A coragem de enfrentar julgamentos e trazer todo um novo conjunto de possibilidades para o campo da experiência interpretável, para serem experimentadas por outras pessoas, é essa a façanha do herói.

 Joseph Campbell

É um fato que pioneiros em qualquer área de atuação sejam tratados por levianos por aqueles que estão confortáveis no estabelecido, que sua conduta seja associada ao erro., com a consequente estigmatização. Todo aquele que tenta propor novas regras num jogo, outra perspectiva de pensamento, novos modos de ver a situação, geralmente é alvo de preconceito. Galileu Galilei ousou professar que a Terra girava em torno do Sol, rebatendo a doutrina geocêntrica imposta pela Igreja, e amargou o cárcere pelo resto dos seus dias por ter ousado sugerir — pelo menos na cabeça dos que o prenderam — que a criação divina é que estivesse girando em torno de um astro que foi durante muito tempo associado a divindades pagãs. Foi um corte entre o pensamento dogmático religioso e o modo de ver científico. A partir dali, Kepler pôde formular questões sobre a mecânica celeste que abriram precedente teórico para Isaac Newton chegar até a concepção de gravitação universal, modelo de pensamento que usamos ainda hoje.

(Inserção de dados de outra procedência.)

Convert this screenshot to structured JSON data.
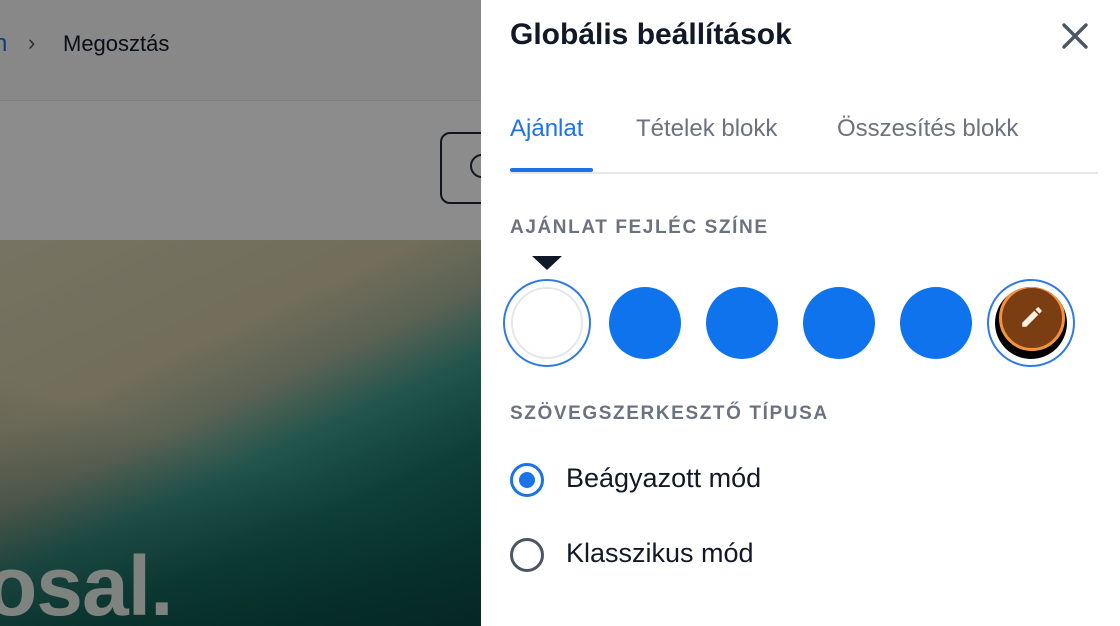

As narrativas mitológicas também têm algo a dizer sobre isso. Pra citar dois exemplos clássicos, temos o mito de Prometeu, titã responsável pela criação humana, que roubou de Zeus o fogo e o entregou aos homens, a incauta Eva, que prova do fruto do conhecimento.

Prometeu é condenado a sofrer que uma águia lhe arranque o fígado todos dias enquanto está acorrentado a uma rocha, enquanto Eva e seu companheiro sofrem uma série de sanções, especialmente terem de abandonar o idílio e ganharem a vida com suor no rosto, labutando sobre a Terra. Com o fogo, Prometeu entrega aos homens o controle sobre seu próprio destino, transferindo-lhes o conhecimento da forjaria, do cozimento dos alimentos, da proteção contra os predadores, da clarividência. Eva, no mito do Gênesis, é expulsa da perfeição paradisíaca por ter, junto com Adão, ousado tornar-se igual a Deus, conhecedora do bem e do mal.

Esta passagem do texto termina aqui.